Did you know that children who are raised from infancy with a pet are often much healthier than those who live in a pet free home? Children who grow up with pets are much less likely to develop allergies thanks to exposure to certain bacteria—boosting a child’s immune system. They also tend to have fewer respiratory and ear issues than other children who have a dog or cat in their home.

Finally, the benefits of our companion animals reach beyond the familiar and sometimes into the darkness that we can’t comprehend.  Therapy animals, service dogs, and seemingly recreational animals have long been instrumental in successful therapies with special needs children. Whether physical or emotional needs—animals have a way of helping a child cope.

Therapists often will have an office dog or cat—it calms children and encourages a safe environment for healing. Animals are naturally honest communicators—and break through barriers that humans are unable to. Children with Autism or Asperger’s have a difficult time relating with other people—but they communicate well with all types of animals—dogs, cats, horses and even dolphins. Several ongoing and successful therapies and children camps have been built just for this type of interaction.

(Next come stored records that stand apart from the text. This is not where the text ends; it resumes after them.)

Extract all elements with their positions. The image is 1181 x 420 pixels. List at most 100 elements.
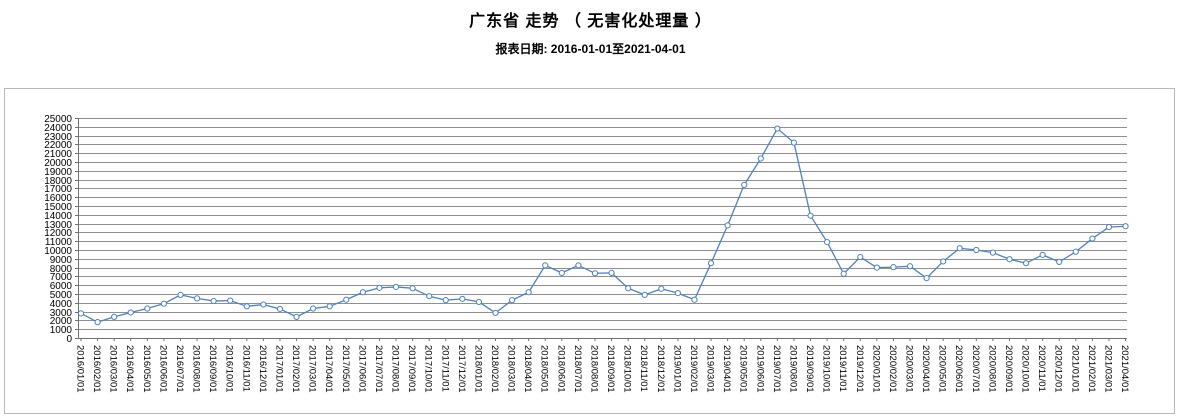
y-tick-label: 6000 — [50, 281, 73, 292]
x-tick-label: 2018/05/01 — [539, 345, 550, 393]
x-tick-label: 2020/03/01 — [904, 345, 915, 393]
data-point — [674, 290, 681, 297]
x-tick-label: 2018/08/01 — [588, 345, 599, 393]
x-tick-label: 2016/12/01 — [257, 345, 268, 393]
data-point — [227, 297, 234, 304]
data-point — [940, 258, 947, 265]
axes — [78, 118, 1127, 339]
data-point — [1122, 223, 1129, 230]
series — [77, 125, 1129, 326]
x-tick-label: 2019/07/01 — [771, 345, 782, 393]
report-date-range: 报表日期: 2016-01-01至2021-04-01 — [495, 42, 686, 56]
data-point — [492, 309, 499, 317]
x-tick-label: 2019/09/01 — [804, 345, 815, 393]
data-point — [840, 270, 847, 277]
data-point — [442, 297, 449, 304]
x-tick-label: 2020/05/01 — [937, 345, 948, 393]
data-point — [790, 139, 798, 146]
y-tick-label: 5000 — [50, 290, 73, 301]
data-point — [658, 285, 665, 292]
data-point — [857, 253, 864, 261]
data-point — [127, 309, 134, 316]
y-gridlines — [78, 118, 1127, 330]
chart-container: 0 1000 2000 3000 4000 5000 6000 7000 8000 9000 100… — [4, 88, 1175, 414]
data-point — [890, 264, 897, 271]
y-tick-label: 23000 — [44, 132, 72, 143]
data-point — [542, 262, 549, 269]
y-tick-label: 16000 — [44, 193, 72, 204]
data-point — [1056, 258, 1063, 265]
page-title: 广东省 走势 （ 无害化处理量 ） — [469, 13, 712, 30]
data-point — [691, 296, 698, 303]
x-tick-label: 2017/04/01 — [323, 345, 334, 393]
y-tick-label: 7000 — [50, 272, 73, 283]
x-tick-label: 2019/01/01 — [671, 345, 682, 393]
x-tick-label: 2020/07/01 — [970, 345, 981, 393]
data-point — [591, 270, 599, 277]
series-line — [80, 127, 1126, 323]
x-tick-label: 2020/10/01 — [1020, 345, 1031, 393]
data-point — [426, 293, 433, 300]
x-tick-marks — [80, 338, 1127, 341]
x-tick-label: 2017/05/01 — [340, 345, 351, 393]
x-tick-label: 2017/12/01 — [456, 345, 467, 393]
x-tick-label: 2018/03/01 — [506, 345, 517, 393]
x-tick-label: 2016/01/01 — [75, 345, 86, 393]
x-tick-label: 2019/04/01 — [721, 345, 732, 393]
y-tick-label: 9000 — [50, 255, 73, 266]
x-tick-label: 2016/06/01 — [157, 345, 168, 393]
data-point — [906, 263, 914, 270]
data-point — [741, 181, 748, 188]
data-point — [343, 296, 350, 303]
y-tick-label: 11000 — [45, 237, 73, 248]
x-axis-labels: 2016/01/01 2016/02/01 2016/03/01 2016/04/01… — [75, 345, 1131, 393]
trend-chart: 0100020003000400050006000700080009000100… — [44, 114, 1131, 393]
x-tick-label: 2016/11/01 — [240, 345, 251, 392]
x-tick-label: 2018/01/01 — [472, 345, 483, 393]
data-point — [608, 269, 615, 276]
x-tick-label: 2017/09/01 — [406, 345, 417, 393]
x-tick-label: 2017/08/01 — [390, 345, 401, 393]
y-tick-label: 4000 — [50, 299, 73, 310]
x-tick-label: 2016/04/01 — [124, 345, 135, 393]
x-tick-label: 2018/09/01 — [605, 345, 616, 393]
data-point — [293, 313, 300, 320]
y-tick-label: 21000 — [44, 149, 72, 160]
y-tick-label: 20000 — [44, 158, 72, 169]
data-point — [260, 301, 267, 308]
y-tick-label: 19000 — [44, 167, 72, 178]
data-point — [1039, 251, 1046, 258]
data-point — [326, 303, 333, 310]
x-tick-label: 2019/02/01 — [688, 345, 699, 393]
data-point — [1022, 260, 1030, 267]
x-tick-label: 2016/02/01 — [91, 345, 102, 393]
data-point — [956, 245, 963, 252]
x-tick-label: 2017/06/01 — [356, 345, 367, 393]
x-tick-label: 2018/10/01 — [622, 345, 633, 393]
data-point — [359, 289, 366, 296]
x-tick-label: 2016/10/01 — [224, 345, 235, 393]
x-tick-label: 2018/04/01 — [522, 345, 533, 393]
x-tick-label: 2018/12/01 — [655, 345, 666, 393]
y-tick-label: 8000 — [50, 264, 73, 275]
x-tick-label: 2021/02/01 — [1086, 345, 1097, 393]
data-point — [210, 297, 217, 305]
x-tick-label: 2016/09/01 — [207, 345, 218, 393]
x-tick-label: 2020/08/01 — [986, 345, 997, 393]
data-point — [77, 310, 85, 317]
x-tick-label: 2016/07/01 — [174, 345, 185, 393]
y-tick-marks — [75, 118, 78, 339]
y-axis-labels: 0100020003000400050006000700080009000100… — [44, 114, 72, 345]
y-tick-label: 3000 — [50, 308, 73, 319]
x-tick-label: 2017/02/01 — [290, 345, 301, 393]
data-point — [1105, 224, 1113, 231]
x-tick-label: 2019/11/01 — [837, 345, 848, 392]
data-point — [94, 319, 101, 326]
x-tick-label: 2020/06/01 — [953, 345, 964, 393]
y-tick-label: 14000 — [44, 211, 72, 222]
x-tick-label: 2020/01/01 — [870, 345, 881, 393]
x-tick-label: 2020/09/01 — [1003, 345, 1014, 393]
y-tick-label: 25000 — [44, 114, 72, 125]
data-point — [625, 285, 632, 292]
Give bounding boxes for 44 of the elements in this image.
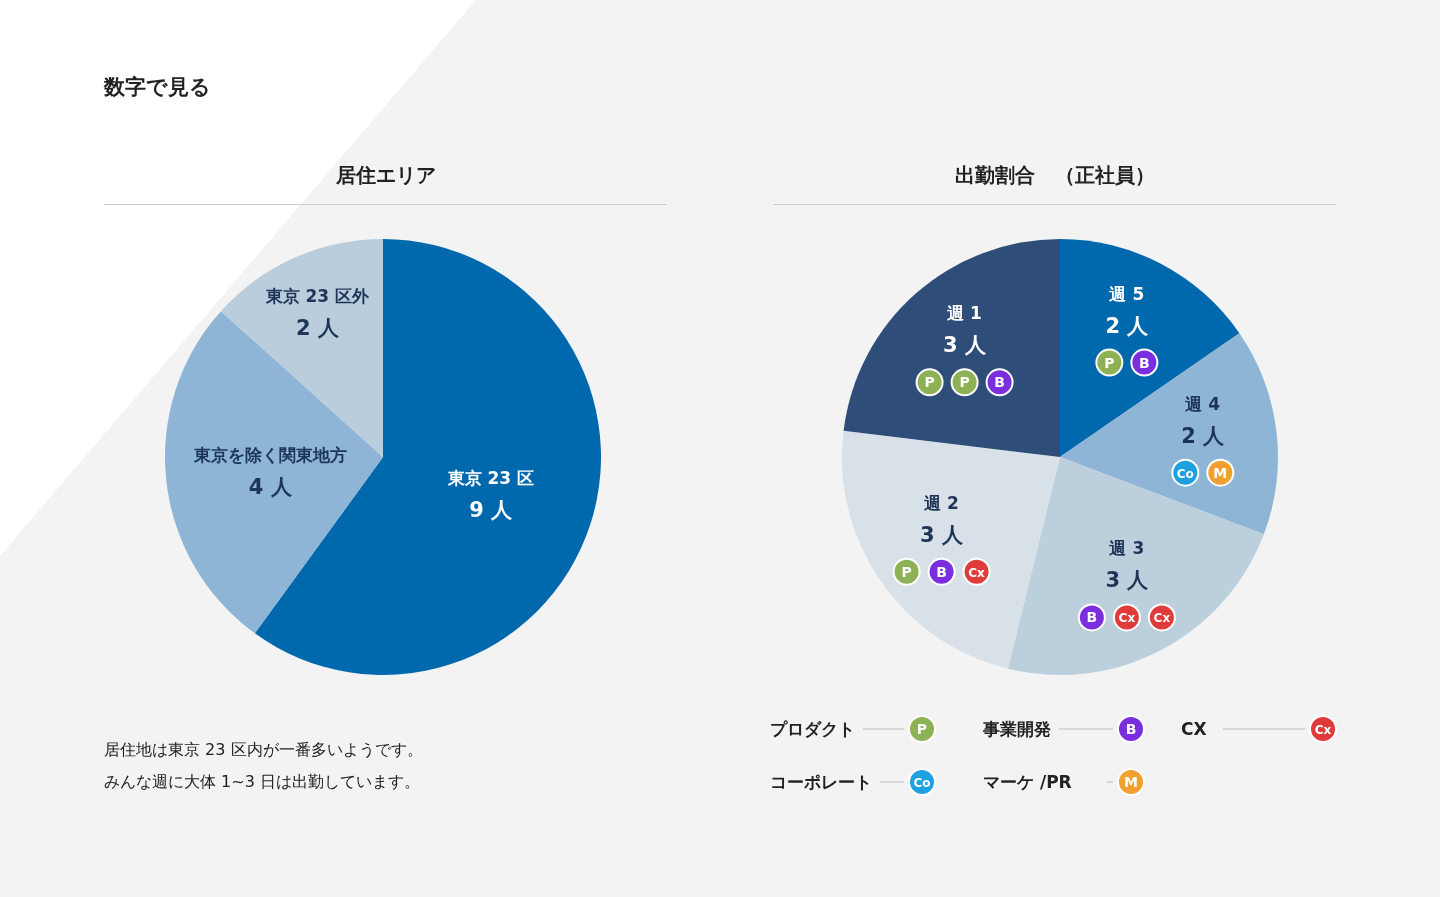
chart-title: 居住エリア [334, 163, 436, 187]
badge-icon: B [927, 557, 956, 586]
badge-icon: Cx [962, 557, 991, 586]
slice-label: 週 3 [1108, 538, 1145, 559]
slice-label: 東京 23 区外 [264, 285, 371, 306]
text: 数字で見る [103, 75, 211, 99]
slice-label: 週 2 [923, 492, 959, 513]
pie-slice [1060, 239, 1240, 457]
pie-slice [842, 430, 1060, 669]
data-label: 4 人 [248, 474, 293, 499]
badge-icon: Co [1171, 458, 1200, 487]
text: プロダクト [770, 719, 855, 739]
badge-icon: M [1206, 458, 1235, 487]
data-label: 2 人 [1181, 423, 1226, 448]
pie-slice [843, 239, 1060, 457]
data-label: 2 人 [1105, 313, 1150, 338]
data-label: 3 人 [1105, 568, 1150, 593]
badge-icon: P [1095, 348, 1124, 377]
slice-label: 週 1 [946, 303, 982, 324]
slice-label: 東京を除く関東地方 [192, 444, 347, 465]
pie-slice [165, 311, 383, 634]
slice-label: 週 4 [1184, 393, 1221, 414]
text: 居住地は東京 23 区内が一番多いようです。 [104, 740, 423, 759]
pie-slice [1007, 457, 1264, 675]
badge-icon: P [950, 368, 979, 397]
text: 事業開発 [982, 719, 1051, 739]
badge-icon: P [915, 368, 944, 397]
text: マーケ /PR [983, 772, 1072, 792]
text: コーポレート [770, 772, 872, 792]
data-label: 3 人 [943, 333, 988, 358]
data-label: 3 人 [920, 522, 965, 547]
text: みんな週に大体 1~3 日は出勤しています。 [104, 772, 420, 791]
text: CX [1181, 719, 1207, 739]
badge-icon: B [1130, 348, 1159, 377]
badge-icon: Cx [1147, 603, 1176, 632]
slice-label: 東京 23 区 [446, 468, 535, 489]
badge-icon: B [985, 368, 1014, 397]
badge-icon: B [1077, 603, 1106, 632]
slice-label: 週 5 [1108, 283, 1145, 304]
badge-icon: Cx [1112, 603, 1141, 632]
badge-icon: P [892, 557, 921, 586]
data-label: 9 人 [469, 498, 514, 523]
chart-title: 出勤割合 （正社員） [954, 163, 1155, 187]
data-label: 2 人 [295, 315, 340, 340]
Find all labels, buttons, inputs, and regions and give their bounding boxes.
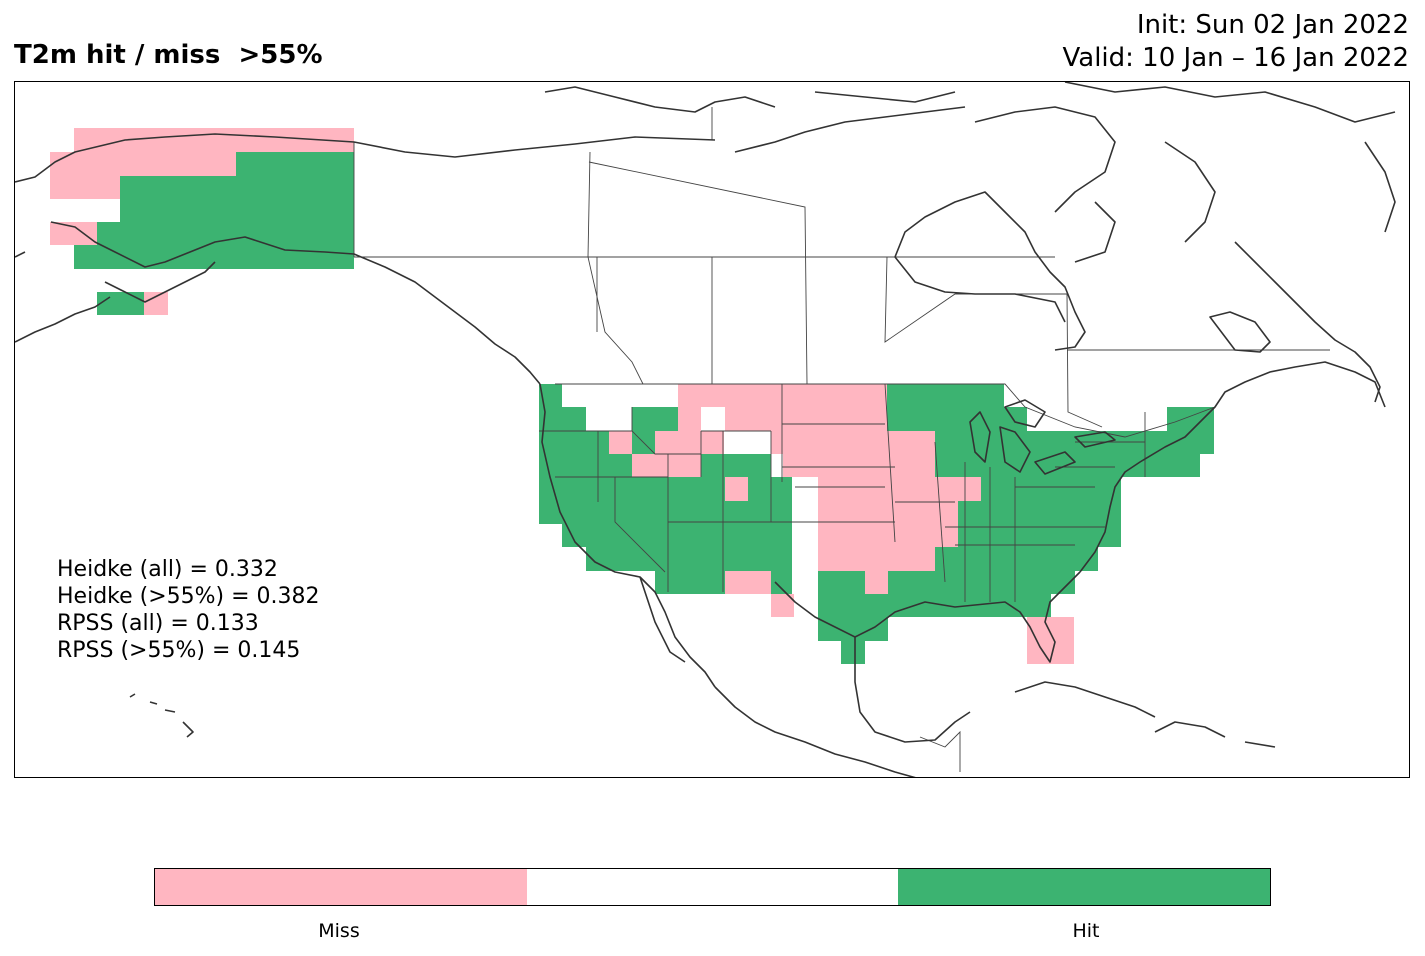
hit-cell (236, 152, 354, 176)
heidke-all: Heidke (all) = 0.332 (57, 557, 278, 582)
colorbar-miss-label: Miss (318, 920, 360, 942)
heidke-55: Heidke (>55%) = 0.382 (57, 584, 320, 609)
miss-cell (50, 176, 120, 199)
miss-cell (50, 152, 236, 176)
hit-cell (97, 292, 144, 315)
colorbar-neutral-segment (526, 869, 899, 905)
hit-cell (97, 222, 354, 245)
init-date: Init: Sun 02 Jan 2022 (1136, 10, 1409, 40)
miss-cell (50, 222, 97, 245)
colorbar-miss-segment (155, 869, 527, 905)
conus-cells (539, 384, 1214, 664)
colorbar (154, 868, 1271, 906)
valid-period: Valid: 10 Jan – 16 Jan 2022 (1062, 43, 1410, 73)
hit-cell (120, 176, 354, 222)
map-canvas (15, 82, 1396, 777)
alaska-cells (50, 128, 354, 315)
political-borders (353, 107, 1330, 772)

How to get your child to sleep 😉

Another very popular program for special needs children is horseback riding. Horse therapies can be very beneficial for both emotional and physical disabilities. Horses are big, gentle creatures that tend to absorb feelings of anxiety and calm the chaos in the mind of an Autistic child. If the child is in the riding program, their attention becomes focused on the horse and what the horse is communicating through movement and the touch of the hands. For the physically disabled child, riding a horse mimics the natural gait of walking. This is very powerful in relieving pain and exercising body parts that are affected by their injury or disease.

However, all animals can make great pets, even lambs desperate for a bottle feed!!

We love our pets–but we need them in so many more ways than they need us.